In America, when people ask you what you are, they mean where your family’s from, because it’s (usually, ideally) accepted that you’re American. In Vietnam, even though my family is Vietnamese, they ask me what I am. They see you by the country you live in, and you’re not considered Vietnamese. And it’s true, because I’m not fully or even mostly Vietnamese. But I’m not just American either. Too often people find themselves choosing between one culture and another, when one of the best things about America is that you can have both (or several). I really dislike the misconceptions of being whitewashed because you’re integrated into American society, or of being super Asian because you have a lot of Asian friends. Because in polarizing things this way, you can forget that you should (or so I personally think) remain connected to both, and can be, despite falling into one of those aforementioned categories. Because that’s what the hyphenation is about. It’s about how one can motivate the other, how you take the best from each, how you incorporate the privilege of perspective into your life, how past and present becomes your future.

D. once talked about the benefits of shared culture, and I saw that in spending a little time with him here, when I felt consciously that the sense of being in between cultures is a culture in itself. One that shouldn’t be separated, because how sad for old things to be lost in a shuffle of migration and opportunity, and how sad for new things to be overlooked by comparison to something else. Culture is such a rich and dynamic thing, and how lucky we are to experience more than one, and to have that combination to claim as ours.
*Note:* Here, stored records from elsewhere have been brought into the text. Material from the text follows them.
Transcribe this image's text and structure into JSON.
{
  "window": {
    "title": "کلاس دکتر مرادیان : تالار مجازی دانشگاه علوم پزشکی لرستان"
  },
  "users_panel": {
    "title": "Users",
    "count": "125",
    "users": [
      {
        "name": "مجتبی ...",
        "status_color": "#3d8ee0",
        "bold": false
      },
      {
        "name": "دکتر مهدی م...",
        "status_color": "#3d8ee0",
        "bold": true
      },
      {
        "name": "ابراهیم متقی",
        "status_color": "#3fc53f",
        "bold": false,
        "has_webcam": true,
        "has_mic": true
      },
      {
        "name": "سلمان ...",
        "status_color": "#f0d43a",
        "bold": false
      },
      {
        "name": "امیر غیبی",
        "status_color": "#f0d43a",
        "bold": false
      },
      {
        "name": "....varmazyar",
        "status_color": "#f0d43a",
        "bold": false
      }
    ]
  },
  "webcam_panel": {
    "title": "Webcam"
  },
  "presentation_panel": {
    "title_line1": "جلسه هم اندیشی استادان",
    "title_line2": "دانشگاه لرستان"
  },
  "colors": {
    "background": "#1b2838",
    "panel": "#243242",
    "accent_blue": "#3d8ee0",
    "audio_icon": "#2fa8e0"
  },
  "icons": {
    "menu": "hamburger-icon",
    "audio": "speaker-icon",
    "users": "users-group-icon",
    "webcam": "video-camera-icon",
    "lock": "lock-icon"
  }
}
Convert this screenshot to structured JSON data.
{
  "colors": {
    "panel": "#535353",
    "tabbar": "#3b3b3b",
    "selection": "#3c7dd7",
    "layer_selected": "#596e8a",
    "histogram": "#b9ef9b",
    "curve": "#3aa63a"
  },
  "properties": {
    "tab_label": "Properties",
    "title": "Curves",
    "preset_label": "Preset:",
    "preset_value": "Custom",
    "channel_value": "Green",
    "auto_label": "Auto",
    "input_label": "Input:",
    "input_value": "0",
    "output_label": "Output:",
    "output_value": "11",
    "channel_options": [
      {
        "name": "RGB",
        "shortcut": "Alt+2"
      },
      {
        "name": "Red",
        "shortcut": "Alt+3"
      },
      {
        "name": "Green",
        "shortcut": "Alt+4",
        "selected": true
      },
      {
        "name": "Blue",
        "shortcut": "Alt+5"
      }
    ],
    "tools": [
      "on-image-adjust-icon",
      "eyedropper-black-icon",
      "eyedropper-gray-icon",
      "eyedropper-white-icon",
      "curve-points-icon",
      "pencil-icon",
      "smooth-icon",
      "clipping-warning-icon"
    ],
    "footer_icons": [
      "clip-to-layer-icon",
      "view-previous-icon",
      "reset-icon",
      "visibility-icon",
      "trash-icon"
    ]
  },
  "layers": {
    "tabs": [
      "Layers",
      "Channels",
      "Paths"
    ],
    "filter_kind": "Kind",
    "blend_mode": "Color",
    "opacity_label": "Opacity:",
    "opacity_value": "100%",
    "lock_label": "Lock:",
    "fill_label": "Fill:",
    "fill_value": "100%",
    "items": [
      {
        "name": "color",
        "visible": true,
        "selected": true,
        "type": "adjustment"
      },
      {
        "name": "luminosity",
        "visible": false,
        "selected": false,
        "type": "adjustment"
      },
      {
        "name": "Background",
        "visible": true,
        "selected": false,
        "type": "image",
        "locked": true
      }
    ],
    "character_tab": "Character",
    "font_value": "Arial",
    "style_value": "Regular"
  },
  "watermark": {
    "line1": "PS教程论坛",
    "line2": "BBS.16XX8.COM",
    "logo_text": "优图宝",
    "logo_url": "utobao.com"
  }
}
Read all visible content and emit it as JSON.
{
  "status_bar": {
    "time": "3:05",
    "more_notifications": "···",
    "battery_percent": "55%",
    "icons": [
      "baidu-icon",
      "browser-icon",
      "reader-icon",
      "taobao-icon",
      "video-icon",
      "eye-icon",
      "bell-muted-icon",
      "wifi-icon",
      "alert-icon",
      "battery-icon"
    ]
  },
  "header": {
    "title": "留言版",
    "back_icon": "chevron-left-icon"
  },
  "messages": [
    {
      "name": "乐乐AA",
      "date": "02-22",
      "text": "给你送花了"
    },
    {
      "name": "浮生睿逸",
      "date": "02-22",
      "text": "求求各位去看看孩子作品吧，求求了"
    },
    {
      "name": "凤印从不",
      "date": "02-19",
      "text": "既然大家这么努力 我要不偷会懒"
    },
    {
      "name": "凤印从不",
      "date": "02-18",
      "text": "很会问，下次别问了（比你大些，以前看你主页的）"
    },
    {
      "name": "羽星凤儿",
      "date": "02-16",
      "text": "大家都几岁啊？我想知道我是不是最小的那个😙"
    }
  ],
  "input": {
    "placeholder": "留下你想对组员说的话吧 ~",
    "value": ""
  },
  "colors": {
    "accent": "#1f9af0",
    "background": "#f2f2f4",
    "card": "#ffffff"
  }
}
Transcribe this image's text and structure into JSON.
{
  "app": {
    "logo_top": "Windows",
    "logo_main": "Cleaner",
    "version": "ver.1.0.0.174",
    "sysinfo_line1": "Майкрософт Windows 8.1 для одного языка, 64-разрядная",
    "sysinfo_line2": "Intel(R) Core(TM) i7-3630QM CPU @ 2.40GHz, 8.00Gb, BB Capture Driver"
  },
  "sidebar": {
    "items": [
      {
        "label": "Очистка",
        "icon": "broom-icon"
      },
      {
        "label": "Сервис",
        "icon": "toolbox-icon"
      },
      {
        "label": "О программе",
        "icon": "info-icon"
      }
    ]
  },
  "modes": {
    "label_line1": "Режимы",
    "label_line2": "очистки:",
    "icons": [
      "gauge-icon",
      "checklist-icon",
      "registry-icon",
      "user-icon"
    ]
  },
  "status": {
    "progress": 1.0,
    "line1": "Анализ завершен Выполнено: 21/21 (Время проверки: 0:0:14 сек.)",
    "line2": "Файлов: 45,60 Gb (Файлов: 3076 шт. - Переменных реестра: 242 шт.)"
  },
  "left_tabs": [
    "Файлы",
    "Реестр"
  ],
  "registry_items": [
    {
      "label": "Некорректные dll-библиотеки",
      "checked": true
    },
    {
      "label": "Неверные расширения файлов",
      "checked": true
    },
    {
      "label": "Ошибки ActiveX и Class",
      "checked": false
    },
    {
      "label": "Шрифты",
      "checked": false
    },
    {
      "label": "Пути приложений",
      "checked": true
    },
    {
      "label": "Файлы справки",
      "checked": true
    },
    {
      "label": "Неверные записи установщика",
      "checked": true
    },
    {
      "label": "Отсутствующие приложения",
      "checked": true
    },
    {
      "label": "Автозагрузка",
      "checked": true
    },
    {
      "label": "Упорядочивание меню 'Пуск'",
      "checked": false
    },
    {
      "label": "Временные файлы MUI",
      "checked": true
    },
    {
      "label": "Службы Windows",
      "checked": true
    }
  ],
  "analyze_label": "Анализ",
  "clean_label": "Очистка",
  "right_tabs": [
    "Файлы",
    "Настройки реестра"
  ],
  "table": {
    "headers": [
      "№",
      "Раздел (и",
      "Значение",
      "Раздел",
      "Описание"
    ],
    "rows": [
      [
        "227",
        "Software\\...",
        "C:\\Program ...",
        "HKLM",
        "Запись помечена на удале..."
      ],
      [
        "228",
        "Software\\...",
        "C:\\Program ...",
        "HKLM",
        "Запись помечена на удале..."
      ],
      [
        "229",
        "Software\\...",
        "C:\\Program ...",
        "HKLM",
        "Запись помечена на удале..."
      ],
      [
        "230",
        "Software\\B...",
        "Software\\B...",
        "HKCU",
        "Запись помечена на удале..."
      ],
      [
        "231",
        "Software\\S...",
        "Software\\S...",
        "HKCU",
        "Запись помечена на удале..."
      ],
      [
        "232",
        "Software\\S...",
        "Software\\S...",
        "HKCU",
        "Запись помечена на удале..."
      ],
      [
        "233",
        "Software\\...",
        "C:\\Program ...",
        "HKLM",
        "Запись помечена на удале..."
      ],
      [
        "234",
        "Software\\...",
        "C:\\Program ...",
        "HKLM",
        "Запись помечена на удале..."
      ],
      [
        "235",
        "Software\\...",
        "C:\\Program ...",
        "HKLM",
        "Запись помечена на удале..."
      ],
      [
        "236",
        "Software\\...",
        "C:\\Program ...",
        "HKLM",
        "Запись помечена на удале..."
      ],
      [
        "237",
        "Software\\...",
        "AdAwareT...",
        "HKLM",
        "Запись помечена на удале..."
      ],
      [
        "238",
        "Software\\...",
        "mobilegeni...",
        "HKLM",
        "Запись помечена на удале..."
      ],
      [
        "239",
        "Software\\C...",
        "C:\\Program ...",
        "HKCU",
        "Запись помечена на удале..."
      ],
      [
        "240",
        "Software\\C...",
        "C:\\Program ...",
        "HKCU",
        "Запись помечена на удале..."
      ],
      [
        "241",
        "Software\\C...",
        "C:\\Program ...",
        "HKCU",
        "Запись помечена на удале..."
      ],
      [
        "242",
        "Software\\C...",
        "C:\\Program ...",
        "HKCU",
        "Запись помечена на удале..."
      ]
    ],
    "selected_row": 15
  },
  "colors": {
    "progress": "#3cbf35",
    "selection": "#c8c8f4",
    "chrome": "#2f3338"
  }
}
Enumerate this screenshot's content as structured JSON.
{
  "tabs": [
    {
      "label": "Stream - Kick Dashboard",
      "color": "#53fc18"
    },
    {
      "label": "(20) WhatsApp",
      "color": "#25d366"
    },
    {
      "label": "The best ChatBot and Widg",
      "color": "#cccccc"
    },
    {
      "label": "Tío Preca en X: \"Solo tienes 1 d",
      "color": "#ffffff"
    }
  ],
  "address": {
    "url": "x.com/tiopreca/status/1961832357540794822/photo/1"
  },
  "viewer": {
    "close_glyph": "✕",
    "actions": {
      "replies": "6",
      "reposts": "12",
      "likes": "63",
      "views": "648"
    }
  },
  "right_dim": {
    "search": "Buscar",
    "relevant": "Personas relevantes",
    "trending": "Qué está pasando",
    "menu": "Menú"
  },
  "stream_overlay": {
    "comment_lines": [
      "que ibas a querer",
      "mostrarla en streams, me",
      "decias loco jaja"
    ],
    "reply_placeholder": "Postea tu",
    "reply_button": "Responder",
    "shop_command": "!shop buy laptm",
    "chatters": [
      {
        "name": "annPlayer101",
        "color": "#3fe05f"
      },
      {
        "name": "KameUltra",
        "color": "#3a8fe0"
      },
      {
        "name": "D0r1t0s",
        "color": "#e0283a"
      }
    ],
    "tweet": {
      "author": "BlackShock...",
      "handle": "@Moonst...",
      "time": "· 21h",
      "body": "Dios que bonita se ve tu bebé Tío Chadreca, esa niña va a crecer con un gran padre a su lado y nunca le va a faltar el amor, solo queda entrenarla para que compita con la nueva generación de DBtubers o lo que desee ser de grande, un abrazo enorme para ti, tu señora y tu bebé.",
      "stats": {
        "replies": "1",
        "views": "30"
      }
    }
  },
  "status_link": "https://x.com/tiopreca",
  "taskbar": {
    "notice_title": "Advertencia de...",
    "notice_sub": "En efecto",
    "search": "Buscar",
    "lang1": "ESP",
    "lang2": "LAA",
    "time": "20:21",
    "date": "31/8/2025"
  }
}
D. also brought up the idea of randomness, that we could’ve easily been brought up in Vietnam if not for certain circumstances and luck and timing. I definitely feel that, especially being here and meeting people my age and comparing where their family was at the time mine left, or others who were born after the narrow window to leave closed. If in 1954 when the Communists uprooted the French, in the small sliver of time that people were allowed to choose communist North or democratic South, my parents hadn’t been able to migrate South, I might’ve been born in Hanoi. If in the years following the fall of Saigon in 1975 my family hadn’t escaped, before nearby countries stopped taking in refugees, I might’ve been born in Saigon. If they hadn’t been picked up by a German boat, sponsored to Germany and then America, I could’ve ended up in so many places. But the one thing that doesn’t change no matter time and place or situation in life, being born to my parents means being born Vietnamese. And if I had to choose only one reason out of the many I feel, it is for that that I love being Vietnamese.